Ayşe Yıldırım
Çubuk saldırısının ardındaki gerçekler
31 Mart yerel seçimlerinde 25 yıl sonra belediye başkanlığını AKP’den alan CHP’li Ekrem İmamoğlu o gün Maltepe’de "İstanbul’a yeni bir başlangıç" buluşması yapacaktı.
Alanda yüz binlerce İstanbullu toplanmıştı.
Henüz İmamoğlu konuşmasına başlamamıştı, folklor gösterileri izleniyordu. Sadece İstanbullular değil neredeyse tüm Türkiye’nin kulağı İmamoğlu’ndaydı. Çünkü aynı anlarda CHP Genel Başkanı Kemal Kılıçdaroğlu, Ankara Çubuk’ta katıldığı bir asker cenazesinde linç girişimine uğruyordu.
İmamoğlu’nun bir sözü olayları çığırından çıkarabilirdi. Ama öyle olmadı, İmamoğlu hem konuşmasına linç girişimiyle başlamadı hem de "Ne yazık ki bugün talihsiz bir olay yaşandı ama kendisi çok iyi, güler yüzlü şekilde sizleri selamladı. Bu hareketi yapanlar vatandaşlarımız değil, talimat almış kişilerdir.
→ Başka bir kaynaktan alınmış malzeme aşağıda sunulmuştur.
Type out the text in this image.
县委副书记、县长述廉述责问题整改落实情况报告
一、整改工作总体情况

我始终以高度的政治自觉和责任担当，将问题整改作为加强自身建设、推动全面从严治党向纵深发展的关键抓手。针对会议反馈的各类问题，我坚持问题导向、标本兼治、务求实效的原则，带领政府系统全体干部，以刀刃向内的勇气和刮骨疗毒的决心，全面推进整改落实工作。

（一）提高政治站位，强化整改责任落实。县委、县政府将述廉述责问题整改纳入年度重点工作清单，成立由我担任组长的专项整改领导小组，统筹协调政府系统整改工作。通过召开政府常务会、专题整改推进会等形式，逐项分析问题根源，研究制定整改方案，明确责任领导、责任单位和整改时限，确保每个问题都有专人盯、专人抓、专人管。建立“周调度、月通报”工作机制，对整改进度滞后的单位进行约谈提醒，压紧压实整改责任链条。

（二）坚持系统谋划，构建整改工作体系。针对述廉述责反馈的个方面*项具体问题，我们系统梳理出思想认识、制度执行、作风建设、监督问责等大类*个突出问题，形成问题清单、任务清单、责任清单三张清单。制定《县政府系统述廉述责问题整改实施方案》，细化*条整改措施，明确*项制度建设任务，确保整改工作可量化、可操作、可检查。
Benim vatandaşım böyle bir şey yapmaz, görüşü ne olursa olsun yapmaz. Göreceksiniz bu sefer sevgi kazanacak" diyerek tansiyonu düşürdü.
Hatta saldırıyı yuhalamak isteyenleri de engelledi.
CHP’nin Kılıçdaroğlu’na 21 Nisan’da Ankara Çubuk’ta yapılan saldırıya ilişkin açıkladığı raporu o gün nasıl bir kaos senaryosunun sahneye konmaya çalışıldığını ortaya koyuyor:
"Çubuk Akkuzulu köyünde gerçekleştirilen linç girişimi, büyük bir senaryodur. Türkiye'nin barış ve kardeşliğine zarar vermeyi, siyaset itibarsızlaştırmayı, toplumsal kutuplaşmayı derinleştirmeyi hedefleyen bir senaryodur."
Raporda olayın organize olduğuna yönelik kanıtlar ayrıntılı ve çarpıcı bir şekilde ortaya konuluyor. (CHP’nin dün açıkladığı raporu buraya koyuyorum.
Merak edenler raporu okuyabilir ama raporun asıl dikkat çekici yanı Türkiye’nin nasıl bir kaosa çekilmek istendiği ve bunu kimlerin tezgahladığı.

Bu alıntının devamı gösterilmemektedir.